Sebuah Kegelisahan Fresh Graduate Terhadap Akun Curhat Karyawan di Sosmed

Generasi fresh graduate pandemi, alias sarjana yang lulus di masa pandemi. Itulah yang bisa mendeskripsikan saya saat ini, lulus hanya satu bulan sebelum pandemi. Rasanya nano-nano, padahal baru saja lega sudah lepas dari universitas, tapi dipertemukan lagi dengan tekanan berupa pandemi.

Sebagai seseorang yang akan terjun ke dunia kerja, saya butuh banyak pencerahan. Kebetulan saat itu—dan sampai sekarang—akun sambat yang membeberkan fakta-fakta dalam dunia kerja kian naik daun, ramai dibicarakan di media sosial.

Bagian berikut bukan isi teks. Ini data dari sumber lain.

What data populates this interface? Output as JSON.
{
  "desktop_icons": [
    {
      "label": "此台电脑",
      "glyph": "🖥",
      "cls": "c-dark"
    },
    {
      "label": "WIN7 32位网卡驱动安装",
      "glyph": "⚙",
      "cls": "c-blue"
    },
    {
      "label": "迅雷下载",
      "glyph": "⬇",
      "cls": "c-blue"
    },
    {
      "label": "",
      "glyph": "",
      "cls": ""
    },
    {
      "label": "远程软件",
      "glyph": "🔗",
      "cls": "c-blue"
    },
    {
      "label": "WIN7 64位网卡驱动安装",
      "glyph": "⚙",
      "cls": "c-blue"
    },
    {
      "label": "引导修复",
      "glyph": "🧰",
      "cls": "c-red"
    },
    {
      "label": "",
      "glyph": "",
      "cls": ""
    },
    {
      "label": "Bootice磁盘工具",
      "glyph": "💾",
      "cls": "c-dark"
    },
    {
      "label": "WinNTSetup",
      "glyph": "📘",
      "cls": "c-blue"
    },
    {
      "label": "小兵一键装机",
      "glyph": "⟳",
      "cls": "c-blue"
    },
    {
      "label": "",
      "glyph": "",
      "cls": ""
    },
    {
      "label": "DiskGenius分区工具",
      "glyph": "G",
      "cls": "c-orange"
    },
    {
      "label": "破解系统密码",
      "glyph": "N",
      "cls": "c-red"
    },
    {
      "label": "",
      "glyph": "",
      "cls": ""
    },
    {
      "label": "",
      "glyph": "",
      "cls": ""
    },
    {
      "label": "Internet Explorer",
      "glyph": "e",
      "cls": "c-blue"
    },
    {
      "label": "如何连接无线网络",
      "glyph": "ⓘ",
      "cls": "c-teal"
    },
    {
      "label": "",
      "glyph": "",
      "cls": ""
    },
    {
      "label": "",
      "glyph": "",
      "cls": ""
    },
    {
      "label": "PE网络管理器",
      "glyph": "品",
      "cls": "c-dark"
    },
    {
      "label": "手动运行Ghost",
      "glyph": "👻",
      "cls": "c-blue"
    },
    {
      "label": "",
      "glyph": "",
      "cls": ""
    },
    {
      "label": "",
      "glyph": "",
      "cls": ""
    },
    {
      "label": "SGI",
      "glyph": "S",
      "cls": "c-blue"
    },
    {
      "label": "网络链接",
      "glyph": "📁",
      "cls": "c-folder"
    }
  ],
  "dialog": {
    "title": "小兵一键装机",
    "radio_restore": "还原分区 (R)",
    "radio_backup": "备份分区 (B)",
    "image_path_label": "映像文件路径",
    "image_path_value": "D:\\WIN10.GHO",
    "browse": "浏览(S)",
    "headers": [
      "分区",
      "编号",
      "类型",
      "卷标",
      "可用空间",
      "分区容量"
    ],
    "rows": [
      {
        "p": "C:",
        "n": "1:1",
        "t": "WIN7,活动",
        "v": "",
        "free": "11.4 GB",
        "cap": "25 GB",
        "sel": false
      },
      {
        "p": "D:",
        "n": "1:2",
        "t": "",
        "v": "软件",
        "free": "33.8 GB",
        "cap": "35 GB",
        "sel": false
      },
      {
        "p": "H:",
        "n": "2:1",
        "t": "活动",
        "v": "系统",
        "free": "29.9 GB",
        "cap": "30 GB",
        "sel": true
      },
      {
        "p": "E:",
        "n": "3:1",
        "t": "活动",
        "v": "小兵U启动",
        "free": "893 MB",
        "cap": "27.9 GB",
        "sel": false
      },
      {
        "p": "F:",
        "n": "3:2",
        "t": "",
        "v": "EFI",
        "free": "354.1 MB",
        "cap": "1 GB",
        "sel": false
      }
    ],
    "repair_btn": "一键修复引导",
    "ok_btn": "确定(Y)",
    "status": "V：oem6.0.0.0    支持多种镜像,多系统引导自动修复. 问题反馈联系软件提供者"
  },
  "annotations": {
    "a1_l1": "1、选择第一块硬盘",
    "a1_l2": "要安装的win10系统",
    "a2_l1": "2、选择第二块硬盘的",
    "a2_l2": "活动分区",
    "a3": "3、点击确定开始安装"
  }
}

Akun-akun—yang mungkin tidak perlu saya sebutkan lagi username-nya ini membagikan berbagai macam informasi. Mulai dari informasi yang sangat dibutuhkan (saya senang sekali ketika mereka memberikan kiat-kiat lolos wawancara kerja dan semacamnya, terutama setelah saya gagal dalam wawancara kerja pertama saya setahun yang lalu) hingga informasi yang bisa  membuat cemas berujung overthinking.

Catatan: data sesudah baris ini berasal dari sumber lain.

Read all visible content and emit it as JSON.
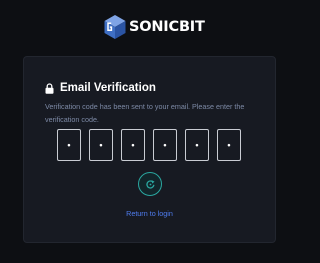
{
  "brand": {
    "name": "SONICBIT",
    "logo_icon": "sonicbit-cube-logo-icon",
    "logo_color": "#4b7bd1"
  },
  "verification": {
    "lock_icon": "lock-icon",
    "title": "Email Verification",
    "description": "Verification code has been sent to your email. Please enter the verification code.",
    "code_digits": [
      "•",
      "•",
      "•",
      "•",
      "•",
      "•"
    ],
    "resend_icon": "refresh-icon",
    "return_link": "Return to login"
  },
  "colors": {
    "background": "#0d0f13",
    "card": "#171a22",
    "muted_text": "#7d8aa6",
    "accent_teal": "#2aa7a0",
    "link_blue": "#4f7df0"
  }
}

Mereka dengan berani mengungkap sisi gelap dari dunia kerja, bahkan tak jarang info-info gelap ini berfokus pada industri tertentu. Keberadaan akun-akun membuat saya bertanya: seburuk itukah perusahaan di Indonesia memperlakukan pekerjanya? Apa tidak ada kemungkinan hal ini akan membaik dan bisa memperbaiki nasib karyawannya?

Pertanyaan selanjutnya adalah: lalu mengapa sebagian orang memilih bertahan bekerja di tempat yang membuatnya tidak nyaman? Dualisme ini selalu hinggap di pikiran-pikiran saya yaitu selalu ada pekerja yang harus bertahan bekerja di tempat yang buruk hanya demi sesuap nasi. Untuk alasan ekonomi.

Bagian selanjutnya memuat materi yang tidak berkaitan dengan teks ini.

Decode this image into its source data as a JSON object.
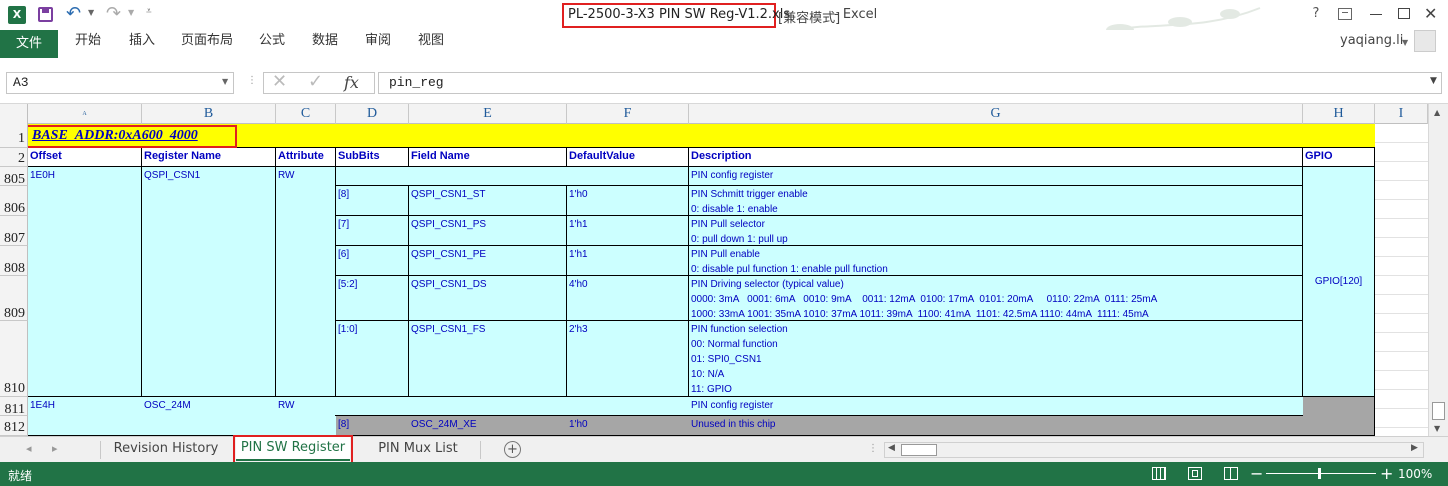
{
  "window": {
    "title_file": "PL-2500-3-X3 PIN SW Reg-V1.2.xls",
    "title_mode": "[兼容模式]",
    "title_app": " - Excel",
    "help": "?",
    "user": "yaqiang.li"
  },
  "ribbon": {
    "file": "文件",
    "tabs": [
      "开始",
      "插入",
      "页面布局",
      "公式",
      "数据",
      "审阅",
      "视图"
    ]
  },
  "formula_bar": {
    "name_box": "A3",
    "fx": "fx",
    "value": "pin_reg"
  },
  "grid": {
    "columns": [
      "A",
      "B",
      "C",
      "D",
      "E",
      "F",
      "G",
      "H",
      "I"
    ],
    "row_numbers": [
      "1",
      "2",
      "805",
      "806",
      "807",
      "808",
      "809",
      "810",
      "811",
      "812"
    ],
    "base_addr": "BASE_ADDR:0xA600_4000",
    "headers": [
      "Offset",
      "Register Name",
      "Attribute",
      "SubBits",
      "Field Name",
      "DefaultValue",
      "Description",
      "GPIO"
    ],
    "reg1": {
      "offset": "1E0H",
      "name": "QSPI_CSN1",
      "attr": "RW",
      "desc": "PIN config register",
      "gpio": "GPIO[120]",
      "fields": [
        {
          "bits": "[8]",
          "name": "QSPI_CSN1_ST",
          "default": "1'h0",
          "desc": [
            "PIN Schmitt trigger enable",
            "0: disable 1: enable"
          ]
        },
        {
          "bits": "[7]",
          "name": "QSPI_CSN1_PS",
          "default": "1'h1",
          "desc": [
            "PIN Pull selector",
            "0: pull down 1: pull up"
          ]
        },
        {
          "bits": "[6]",
          "name": "QSPI_CSN1_PE",
          "default": "1'h1",
          "desc": [
            "PIN Pull enable",
            "0: disable pul function 1: enable pull function"
          ]
        },
        {
          "bits": "[5:2]",
          "name": "QSPI_CSN1_DS",
          "default": "4'h0",
          "desc": [
            "PIN Driving selector (typical value)",
            "0000: 3mA   0001: 6mA   0010: 9mA    0011: 12mA  0100: 17mA  0101: 20mA     0110: 22mA  0111: 25mA",
            "1000: 33mA 1001: 35mA 1010: 37mA 1011: 39mA  1100: 41mA  1101: 42.5mA 1110: 44mA  1111: 45mA"
          ]
        },
        {
          "bits": "[1:0]",
          "name": "QSPI_CSN1_FS",
          "default": "2'h3",
          "desc": [
            "PIN function selection",
            "00: Normal function",
            "01: SPI0_CSN1",
            "10: N/A",
            "11: GPIO"
          ]
        }
      ]
    },
    "reg2": {
      "offset": "1E4H",
      "name": "OSC_24M",
      "attr": "RW",
      "desc": "PIN config register",
      "fields": [
        {
          "bits": "[8]",
          "name": "OSC_24M_XE",
          "default": "1'h0",
          "desc": [
            "Unused in this chip"
          ]
        }
      ]
    }
  },
  "sheet_tabs": {
    "tabs": [
      "Revision History",
      "PIN SW Register",
      "PIN Mux List"
    ],
    "active": "PIN SW Register"
  },
  "status": {
    "ready": "就绪",
    "zoom": "100%"
  },
  "colors": {
    "excel_green": "#217346",
    "cell_cyan": "#ccffff",
    "cell_grey": "#a6a6a6",
    "header_yellow": "#ffff00",
    "text_blue": "#0000c0",
    "highlight_red": "#e02020"
  }
}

Sarjana muda seperti saya tentu sangat membutuhkan informasi ini, apalagi jika tidak memiliki satu orang pun di sekitarnya yang bisa menuntunnya. Menjadi anak pertama yang tidak memiliki pendahulu, serta orang tua yang jarang meluangkan waktu untuk membicarakan masa depan anaknya karena terlalu sibuk, misalnya. Walaupun tak selalu begitu, karena saya sebagai anak bungsu tetap merasa perlu mengikuti akun-akun ini.

Di sisi lain, saya ingin mengucapkan selamat kepada akun-akun tersebut karena keberadaan mereka berhasil masuk ke dalam daftar hal-hal yang saya cemaskan. Hore! Fresh graduate dan jobseeker lain bisa jadi merasakan hal yang sama. Tolong yakinkan saya kalau saya memang benar-benar tidak sendirian. Bagaimana tidak, jika kita terlalu fokus dengan branding perusahaan, boleh jadi kita akan termakan bualan drama korea.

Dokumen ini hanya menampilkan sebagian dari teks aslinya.